In this study, we proposed a densely connected 3D-CNN model (DenseCNN) to classify AD and CN based on hippocampus imaging data from the ADNI database. DenseCNN achieved an overall best performance as compared to several state-of-art CNN methods. The following four reasons that may contributed to the high performance of DenseCNN: 1) advanced densely connected CNN architectures; 2) better hippocampus segmentation tools combined with manual curation; 3) more training data than previous method; 4) appropriate numbers of Dense Blocks and filters. Given the problem of limited data in biomedical domains, we focused on developing light models with fewer parameters. Compared to previous CNN models (e.g., Resnet¹⁶ and multi-model CNN¹⁷) with over 1 million parameters, Dense CNN has 243,090 trainable parameters. During our experiment, we found light models often outperformed more complex models.

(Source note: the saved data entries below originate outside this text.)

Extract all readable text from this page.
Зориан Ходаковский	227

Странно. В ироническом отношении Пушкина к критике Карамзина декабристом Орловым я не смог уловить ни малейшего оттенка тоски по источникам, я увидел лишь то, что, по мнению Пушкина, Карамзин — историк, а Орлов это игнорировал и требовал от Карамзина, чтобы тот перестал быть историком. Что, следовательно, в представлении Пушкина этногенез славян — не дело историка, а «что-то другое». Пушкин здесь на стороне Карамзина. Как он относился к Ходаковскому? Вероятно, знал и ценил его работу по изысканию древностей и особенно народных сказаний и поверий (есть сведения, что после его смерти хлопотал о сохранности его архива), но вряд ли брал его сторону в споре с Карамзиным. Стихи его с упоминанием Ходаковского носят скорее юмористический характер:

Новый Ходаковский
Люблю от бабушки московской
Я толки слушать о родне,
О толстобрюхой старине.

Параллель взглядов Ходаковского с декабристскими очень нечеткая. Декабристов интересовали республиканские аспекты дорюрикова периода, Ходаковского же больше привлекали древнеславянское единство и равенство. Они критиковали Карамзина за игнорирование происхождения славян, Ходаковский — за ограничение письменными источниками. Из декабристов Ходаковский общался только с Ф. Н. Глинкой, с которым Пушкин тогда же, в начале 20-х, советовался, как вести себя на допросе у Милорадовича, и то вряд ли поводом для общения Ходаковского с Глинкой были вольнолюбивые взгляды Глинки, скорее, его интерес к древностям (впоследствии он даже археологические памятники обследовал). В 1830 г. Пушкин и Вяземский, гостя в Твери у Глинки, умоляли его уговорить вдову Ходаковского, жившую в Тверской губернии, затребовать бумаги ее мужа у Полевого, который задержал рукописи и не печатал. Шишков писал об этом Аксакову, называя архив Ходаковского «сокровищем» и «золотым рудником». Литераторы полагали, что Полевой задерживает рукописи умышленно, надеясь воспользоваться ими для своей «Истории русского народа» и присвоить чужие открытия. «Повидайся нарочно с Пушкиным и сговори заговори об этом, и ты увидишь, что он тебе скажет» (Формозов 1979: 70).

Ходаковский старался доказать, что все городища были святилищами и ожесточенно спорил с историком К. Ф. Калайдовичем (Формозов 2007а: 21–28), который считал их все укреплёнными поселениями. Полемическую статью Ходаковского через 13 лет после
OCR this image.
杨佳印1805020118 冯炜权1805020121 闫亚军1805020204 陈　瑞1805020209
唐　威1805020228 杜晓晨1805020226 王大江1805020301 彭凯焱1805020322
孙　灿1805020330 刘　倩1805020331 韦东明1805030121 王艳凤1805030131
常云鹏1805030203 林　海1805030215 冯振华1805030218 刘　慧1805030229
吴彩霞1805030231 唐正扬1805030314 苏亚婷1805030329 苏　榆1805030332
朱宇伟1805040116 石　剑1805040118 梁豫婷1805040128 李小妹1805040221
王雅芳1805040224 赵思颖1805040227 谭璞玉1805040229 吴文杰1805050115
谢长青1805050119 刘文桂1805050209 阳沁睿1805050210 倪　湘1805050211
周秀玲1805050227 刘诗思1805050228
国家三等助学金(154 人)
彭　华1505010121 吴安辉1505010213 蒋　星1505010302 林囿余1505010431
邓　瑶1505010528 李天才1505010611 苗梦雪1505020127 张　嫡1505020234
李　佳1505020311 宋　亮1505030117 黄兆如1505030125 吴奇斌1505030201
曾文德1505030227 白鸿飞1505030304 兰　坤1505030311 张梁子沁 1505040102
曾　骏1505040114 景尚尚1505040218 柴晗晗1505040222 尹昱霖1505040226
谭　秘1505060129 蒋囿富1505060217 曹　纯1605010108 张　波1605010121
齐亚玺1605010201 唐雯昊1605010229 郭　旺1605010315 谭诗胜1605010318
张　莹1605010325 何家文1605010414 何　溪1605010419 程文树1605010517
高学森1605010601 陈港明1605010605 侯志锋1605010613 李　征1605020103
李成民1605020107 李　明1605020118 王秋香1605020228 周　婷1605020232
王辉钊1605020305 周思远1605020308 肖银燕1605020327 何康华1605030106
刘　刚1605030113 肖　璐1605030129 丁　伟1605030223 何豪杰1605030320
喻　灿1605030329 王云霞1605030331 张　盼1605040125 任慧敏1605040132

Our study has a few limitations. First the quality of hippocampus segmentation is not perfect, which affected the overall performance as shown in our error analysis. Better segmentation tools, in the future, can further increase the performance of hippocamps based analysis method. Second, though our dataset consists of 326 AD subjects and 607 control normal (CN) subjects from the ADNI database, it still may not be large enough to train a CNN model with good generality. Third, we trained and tested DenseCNN using data from ADNI database. It will be important to test the model using data from other independent resources. Fourth, our current DenseCNN was trained based on hippocampus. Image features from other parts of the brains, for example total brain MRI, may further improve the oval performance. Fifth, incorporating non-imaging features such as patient genetics, genomics and demographics may further improve the performance. Finally, this study focused on classifying AD from CN, which is an easier problem than classifying subjects into AD, MCI and CN. Most MCI and AD cases have brain atrophy and share similar imaging features. Classifying AD and MCI via MRI is often more challenging and will require features other than imaging features.

Conclusion

In this paper, we developed a densely connected 3D-CNN model DenseCNN and compared it with several state-of-art 3D CNN methods. We demonstrated that DenseCNN has better or comparable performance while it is light, has significantly fewer number of parameters and is efficient to train. In summary, DenseCNN has potential as a robust, high performance and efficient diagnostic tools for AD classification.

Figures & Table

Figure 1. normal segment; wrong sections of brain; segmentations have noticeable missing voxels.